Estados expõem a geografia do troca-troca
Em números absolutos, São Paulo lidera, com dez deputados que já mudaram de partido. Minas Gerais vem em seguida, com oito. Ceará, Goiás, Paraná e Rio de Janeiro aparecem com cinco cada. Proporcionalmente, porém, o movimento é mais intenso em Mato Grosso e Roraima, onde três dos oito deputados de cada bancada já trocaram de legenda. Isso equivale a 37,5% do total.
A tendência é de novas mudanças até o fim do prazo. Mas o quadro político já está claro: até aqui, o PL foi o partido que melhor converteu a janela em expansão de poder na Câmara, com direito a cerimônia para exibir reforços. O União Brasil, por sua vez, sai deste momento como a sigla mais atingida pelo esvaziamento.
Mais bancada, mais dinheiro, mais poder
A disputa por deputados federais está longe de ser apenas simbólica. A eleição para deputado federal é estratégica para os partidos porque dela depende boa parte de sua força institucional e financeira nos quatro anos seguintes.

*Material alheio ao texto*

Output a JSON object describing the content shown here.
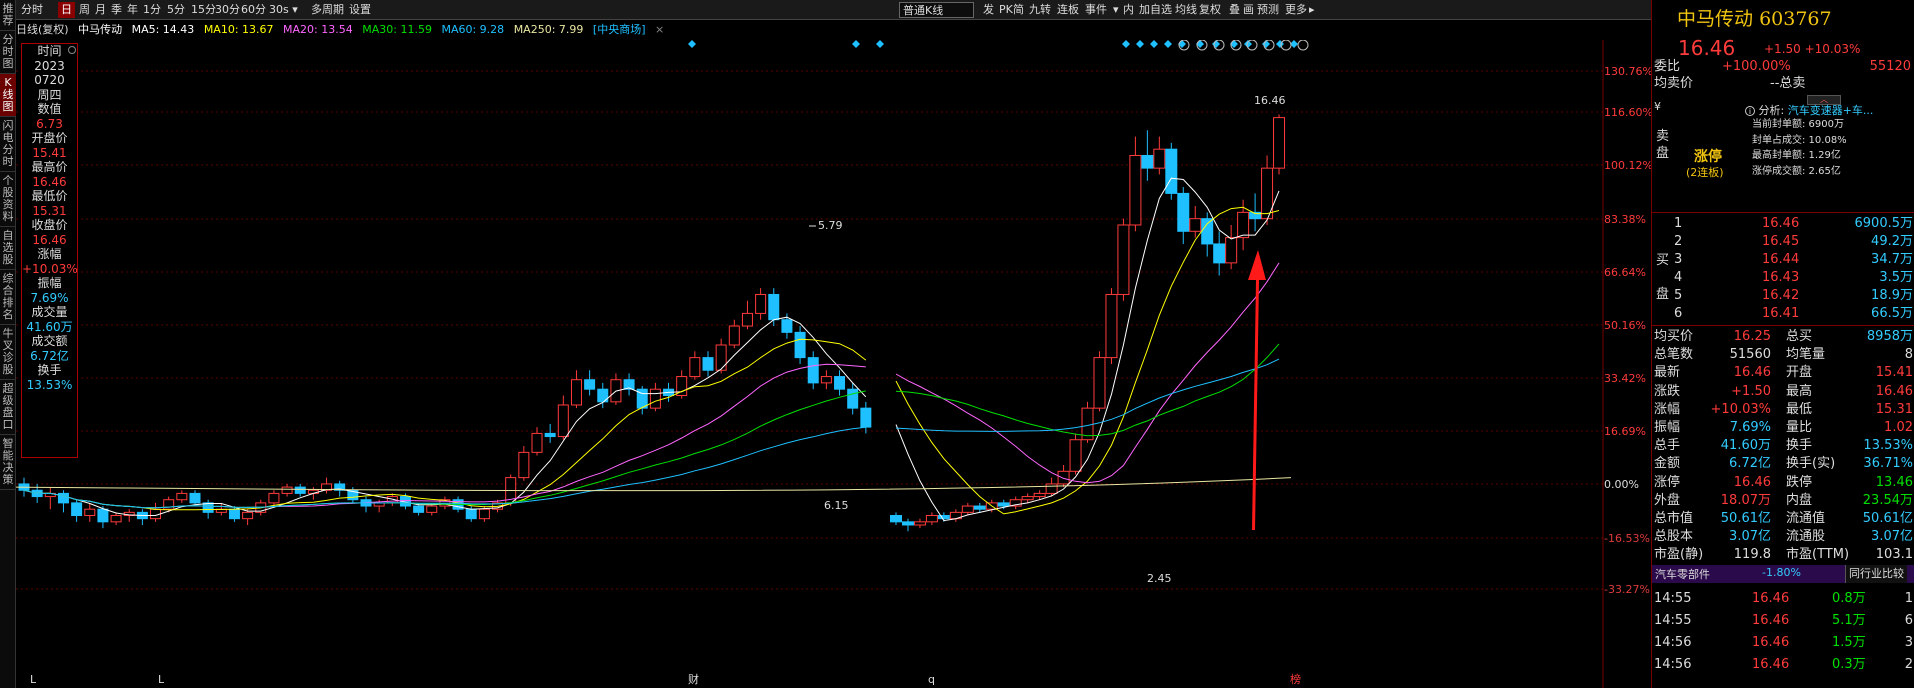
{
  "left_nav": [
    {
      "label": "推荐",
      "active": false
    },
    {
      "label": "分时图",
      "active": false
    },
    {
      "label": "K线图",
      "active": true
    },
    {
      "label": "闪电分时",
      "active": false
    },
    {
      "label": "个股资料",
      "active": false
    },
    {
      "label": "自选股",
      "active": false
    },
    {
      "label": "综合排名",
      "active": false
    },
    {
      "label": "牛叉诊股",
      "active": false
    },
    {
      "label": "超级盘口",
      "active": false
    },
    {
      "label": "智能决策",
      "active": false
    }
  ],
  "toolbar": {
    "items": [
      {
        "label": "分时",
        "active": false
      },
      {
        "label": "日",
        "active": true
      },
      {
        "label": "周",
        "active": false
      },
      {
        "label": "月",
        "active": false
      },
      {
        "label": "季",
        "active": false
      },
      {
        "label": "年",
        "active": false
      },
      {
        "label": "1分",
        "active": false
      },
      {
        "label": "5分",
        "active": false
      },
      {
        "label": "15分",
        "active": false
      },
      {
        "label": "30分",
        "active": false
      },
      {
        "label": "60分",
        "active": false
      },
      {
        "label": "30s ▾",
        "active": false
      },
      {
        "label": "多周期",
        "active": false
      },
      {
        "label": "设置",
        "active": false
      }
    ],
    "kline_type": "普通K线",
    "right_items": [
      "发",
      "PK",
      "简",
      "九转",
      "连板",
      "事件",
      "▾",
      "内",
      "加自选",
      "均线",
      "复权",
      "叠",
      "画",
      "预测",
      "更多",
      "▸"
    ]
  },
  "ma_bar": {
    "period": "日线(复权)",
    "stock": "中马传动",
    "ma5": "MA5: 14.43",
    "ma10": "MA10: 13.67",
    "ma20": "MA20: 13.54",
    "ma30": "MA30: 11.59",
    "ma60": "MA60: 9.28",
    "ma250": "MA250: 7.99",
    "tag": "[中央商场]",
    "close": "×"
  },
  "info_box": {
    "items": [
      {
        "label": "时间",
        "value": "2023",
        "cls": "wh"
      },
      {
        "label": "",
        "value": "0720",
        "cls": "wh"
      },
      {
        "label": "周四",
        "value": "",
        "cls": ""
      },
      {
        "label": "数值",
        "value": "6.73",
        "cls": ""
      },
      {
        "label": "开盘价",
        "value": "15.41",
        "cls": ""
      },
      {
        "label": "最高价",
        "value": "16.46",
        "cls": ""
      },
      {
        "label": "最低价",
        "value": "15.31",
        "cls": ""
      },
      {
        "label": "收盘价",
        "value": "16.46",
        "cls": ""
      },
      {
        "label": "涨幅",
        "value": "+10.03%",
        "cls": ""
      },
      {
        "label": "振幅",
        "value": "7.69%",
        "cls": "c"
      },
      {
        "label": "成交量",
        "value": "41.60万",
        "cls": "c"
      },
      {
        "label": "成交额",
        "value": "6.72亿",
        "cls": "c"
      },
      {
        "label": "换手",
        "value": "13.53%",
        "cls": "c"
      }
    ]
  },
  "y_axis": [
    "130.76%",
    "116.60%",
    "100.12%",
    "83.38%",
    "66.64%",
    "50.16%",
    "33.42%",
    "16.69%",
    "0.00%",
    "-16.53%",
    "-33.27%"
  ],
  "x_axis": [
    "L",
    "L",
    "财",
    "q",
    "榜"
  ],
  "annotations": {
    "high1": "5.79",
    "low1": "6.15",
    "low2": "2.45",
    "high2": "16.46"
  },
  "colors": {
    "up": "#ff3b3b",
    "down": "#1ec0ff",
    "bg": "#000000",
    "ma5": "#ffffff",
    "ma10": "#ffff00",
    "ma20": "#ff66ff",
    "ma30": "#00e000",
    "ma60": "#1ec0ff",
    "ma250": "#e8e6a0"
  },
  "chart_data": {
    "type": "candlestick",
    "title": "中马传动",
    "series_note": "日线(复权)",
    "ylim_pct": [
      -33.27,
      130.76
    ],
    "candles": [
      [
        0,
        -2,
        2,
        -4
      ],
      [
        -2,
        -4,
        0,
        -6
      ],
      [
        -4,
        -3,
        -1,
        -8
      ],
      [
        -3,
        -6,
        -2,
        -9
      ],
      [
        -6,
        -10,
        -5,
        -12
      ],
      [
        -10,
        -8,
        -6,
        -12
      ],
      [
        -8,
        -12,
        -7,
        -14
      ],
      [
        -12,
        -10,
        -9,
        -13
      ],
      [
        -10,
        -9,
        -8,
        -12
      ],
      [
        -9,
        -11,
        -8,
        -13
      ],
      [
        -11,
        -8,
        -6,
        -12
      ],
      [
        -8,
        -5,
        -4,
        -9
      ],
      [
        -5,
        -3,
        -2,
        -6
      ],
      [
        -3,
        -6,
        -2,
        -7
      ],
      [
        -6,
        -9,
        -5,
        -11
      ],
      [
        -9,
        -8,
        -6,
        -10
      ],
      [
        -8,
        -11,
        -7,
        -12
      ],
      [
        -11,
        -9,
        -8,
        -13
      ],
      [
        -9,
        -6,
        -5,
        -10
      ],
      [
        -6,
        -3,
        -2,
        -7
      ],
      [
        -3,
        -1,
        0,
        -4
      ],
      [
        -1,
        -3,
        0,
        -4
      ],
      [
        -3,
        -2,
        -1,
        -5
      ],
      [
        -2,
        0,
        2,
        -3
      ],
      [
        0,
        -2,
        1,
        -4
      ],
      [
        -2,
        -5,
        -1,
        -6
      ],
      [
        -5,
        -7,
        -4,
        -9
      ],
      [
        -7,
        -6,
        -5,
        -9
      ],
      [
        -6,
        -4,
        -3,
        -7
      ],
      [
        -4,
        -7,
        -3,
        -8
      ],
      [
        -7,
        -9,
        -6,
        -10
      ],
      [
        -9,
        -7,
        -6,
        -10
      ],
      [
        -7,
        -5,
        -4,
        -8
      ],
      [
        -5,
        -8,
        -4,
        -9
      ],
      [
        -8,
        -11,
        -7,
        -12
      ],
      [
        -11,
        -8,
        -7,
        -12
      ],
      [
        -8,
        -6,
        -5,
        -9
      ],
      [
        -6,
        2,
        3,
        -7
      ],
      [
        2,
        10,
        12,
        1
      ],
      [
        10,
        16,
        18,
        9
      ],
      [
        16,
        15,
        19,
        13
      ],
      [
        15,
        25,
        28,
        14
      ],
      [
        25,
        33,
        36,
        24
      ],
      [
        33,
        30,
        36,
        28
      ],
      [
        30,
        26,
        32,
        24
      ],
      [
        26,
        33,
        35,
        25
      ],
      [
        33,
        30,
        35,
        28
      ],
      [
        30,
        24,
        31,
        22
      ],
      [
        24,
        30,
        32,
        23
      ],
      [
        30,
        28,
        32,
        26
      ],
      [
        28,
        34,
        36,
        27
      ],
      [
        34,
        40,
        42,
        33
      ],
      [
        40,
        36,
        42,
        34
      ],
      [
        36,
        44,
        46,
        35
      ],
      [
        44,
        50,
        52,
        43
      ],
      [
        50,
        54,
        58,
        49
      ],
      [
        54,
        60,
        62,
        52
      ],
      [
        60,
        52,
        62,
        50
      ],
      [
        52,
        48,
        54,
        46
      ],
      [
        48,
        40,
        50,
        38
      ],
      [
        40,
        32,
        42,
        30
      ],
      [
        32,
        34,
        36,
        30
      ],
      [
        34,
        30,
        36,
        28
      ],
      [
        30,
        24,
        32,
        22
      ],
      [
        24,
        18,
        26,
        16
      ],
      [
        -10,
        -12,
        -9,
        -13
      ],
      [
        -12,
        -13,
        -11,
        -15
      ],
      [
        -13,
        -12,
        -11,
        -14
      ],
      [
        -12,
        -10,
        -9,
        -13
      ],
      [
        -10,
        -11,
        -9,
        -12
      ],
      [
        -11,
        -9,
        -8,
        -12
      ],
      [
        -9,
        -7,
        -6,
        -10
      ],
      [
        -7,
        -8,
        -6,
        -9
      ],
      [
        -8,
        -6,
        -5,
        -9
      ],
      [
        -6,
        -7,
        -5,
        -8
      ],
      [
        -7,
        -5,
        -4,
        -8
      ],
      [
        -5,
        -4,
        -3,
        -6
      ],
      [
        -4,
        -3,
        -2,
        -5
      ],
      [
        -3,
        0,
        2,
        -4
      ],
      [
        0,
        4,
        6,
        -1
      ],
      [
        4,
        14,
        16,
        3
      ],
      [
        14,
        24,
        26,
        13
      ],
      [
        24,
        40,
        42,
        23
      ],
      [
        40,
        60,
        62,
        38
      ],
      [
        60,
        82,
        84,
        58
      ],
      [
        82,
        104,
        110,
        80
      ],
      [
        104,
        100,
        112,
        96
      ],
      [
        100,
        106,
        110,
        98
      ],
      [
        106,
        92,
        108,
        90
      ],
      [
        92,
        80,
        94,
        76
      ],
      [
        80,
        84,
        88,
        78
      ],
      [
        84,
        76,
        86,
        72
      ],
      [
        76,
        70,
        80,
        66
      ],
      [
        70,
        78,
        82,
        68
      ],
      [
        78,
        86,
        90,
        74
      ],
      [
        86,
        84,
        92,
        80
      ],
      [
        84,
        100,
        104,
        82
      ],
      [
        100,
        116,
        117,
        98
      ]
    ]
  },
  "right_panel": {
    "name": "中马传动",
    "code": "603767",
    "price": "16.46",
    "change": "+1.50",
    "pct": "+10.03%",
    "weibi_label": "委比",
    "weibi": "+100.00%",
    "weicha": "55120",
    "junmaijia_label": "均卖价",
    "zongmai_label": "--总卖",
    "sell_label": "卖盘",
    "buy_label": "买盘",
    "zt_title": "涨停",
    "zt_sub": "(2连板)",
    "zt_analysis": "分析:",
    "zt_sector": "汽车变速器+车...",
    "zt_lines": [
      "当前封单额: 6900万",
      "封单占成交: 10.08%",
      "最高封单额: 1.29亿",
      "涨停成交额: 2.65亿"
    ],
    "bids": [
      {
        "n": "1",
        "p": "16.46",
        "v": "6900.5万"
      },
      {
        "n": "2",
        "p": "16.45",
        "v": "49.2万"
      },
      {
        "n": "3",
        "p": "16.44",
        "v": "34.7万"
      },
      {
        "n": "4",
        "p": "16.43",
        "v": "3.5万"
      },
      {
        "n": "5",
        "p": "16.42",
        "v": "18.9万"
      },
      {
        "n": "6",
        "p": "16.41",
        "v": "66.5万"
      }
    ],
    "stats": [
      {
        "l1": "均买价",
        "v1": "16.25",
        "l2": "总买",
        "v2": "8958万",
        "c1": "red",
        "c2": "cy"
      },
      {
        "l1": "总笔数",
        "v1": "51560",
        "l2": "均笔量",
        "v2": "8",
        "c1": "wh",
        "c2": "wh"
      },
      {
        "l1": "最新",
        "v1": "16.46",
        "l2": "开盘",
        "v2": "15.41",
        "c1": "red",
        "c2": "red"
      },
      {
        "l1": "涨跌",
        "v1": "+1.50",
        "l2": "最高",
        "v2": "16.46",
        "c1": "red",
        "c2": "red"
      },
      {
        "l1": "涨幅",
        "v1": "+10.03%",
        "l2": "最低",
        "v2": "15.31",
        "c1": "red",
        "c2": "red"
      },
      {
        "l1": "振幅",
        "v1": "7.69%",
        "l2": "量比",
        "v2": "1.02",
        "c1": "cy",
        "c2": "red"
      },
      {
        "l1": "总手",
        "v1": "41.60万",
        "l2": "换手",
        "v2": "13.53%",
        "c1": "cy",
        "c2": "cy"
      },
      {
        "l1": "金额",
        "v1": "6.72亿",
        "l2": "换手(实)",
        "v2": "36.71%",
        "c1": "cy",
        "c2": "cy"
      },
      {
        "l1": "涨停",
        "v1": "16.46",
        "l2": "跌停",
        "v2": "13.46",
        "c1": "red",
        "c2": "grn"
      },
      {
        "l1": "外盘",
        "v1": "18.07万",
        "l2": "内盘",
        "v2": "23.54万",
        "c1": "red",
        "c2": "grn"
      },
      {
        "l1": "总市值",
        "v1": "50.61亿",
        "l2": "流通值",
        "v2": "50.61亿",
        "c1": "cy",
        "c2": "cy"
      },
      {
        "l1": "总股本",
        "v1": "3.07亿",
        "l2": "流通股",
        "v2": "3.07亿",
        "c1": "cy",
        "c2": "cy"
      },
      {
        "l1": "市盈(静)",
        "v1": "119.8",
        "l2": "市盈(TTM)",
        "v2": "103.1",
        "c1": "wh",
        "c2": "wh"
      }
    ],
    "sector": "汽车零部件",
    "sector_pct": "-1.80%",
    "compare": "同行业比较",
    "ticks": [
      {
        "t": "14:55",
        "p": "16.46",
        "v": "0.8万",
        "x": "1"
      },
      {
        "t": "14:55",
        "p": "16.46",
        "v": "5.1万",
        "x": "6"
      },
      {
        "t": "14:56",
        "p": "16.46",
        "v": "1.5万",
        "x": "3"
      },
      {
        "t": "14:56",
        "p": "16.46",
        "v": "0.3万",
        "x": "2"
      }
    ]
  }
}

É o desempenho nessa disputa que serve de base para a distribuição do fundo partidário e de parte relevante do fundo eleitoral, além de influenciar o acesso à propaganda partidária e o cumprimento da cláusula de desempenho, que condiciona o funcionamento pleno das legendas no Congresso.
O tamanho da bancada eleita para a Câmara também pesa no poder político de cada sigla, ao ampliar sua capacidade de formar liderança, ocupar espaços na estrutura legislativa e ganhar protagonismo nas negociações parlamentares.
Janela também reorganiza 2026
O troca-troca não se explica apenas pela lógica nacional. Em muitos casos, deputados mudam de legenda para buscar um palanque mais competitivo nos Estados ou espaço em disputas majoritárias, como governo e Senado. A janela funciona, assim, como uma prévia das alianças de 2026.
Esses movimentos mostram que a janela, embora trate formalmente da eleição proporcional, funciona também como ensaio para a disputa por governos estaduais e vagas no Senado. Em muitos casos, a troca de sigla tem menos a ver com identidade partidária e mais com posição no tabuleiro regional.
O Plenário vazio da Câmara, provocado pelo cancelamento das sessões desta semana, contrasta com o corre-corre nos diretórios partidários até a próxima sexta-feira. O número de trocas ainda deve subir nos próximos dias. De acordo com levantamento do Congresso em Foco, ao menos 121 dos 513 deputados federais trocaram de partido na janela partidária de 2022, entre 3 de março e 1º de abril.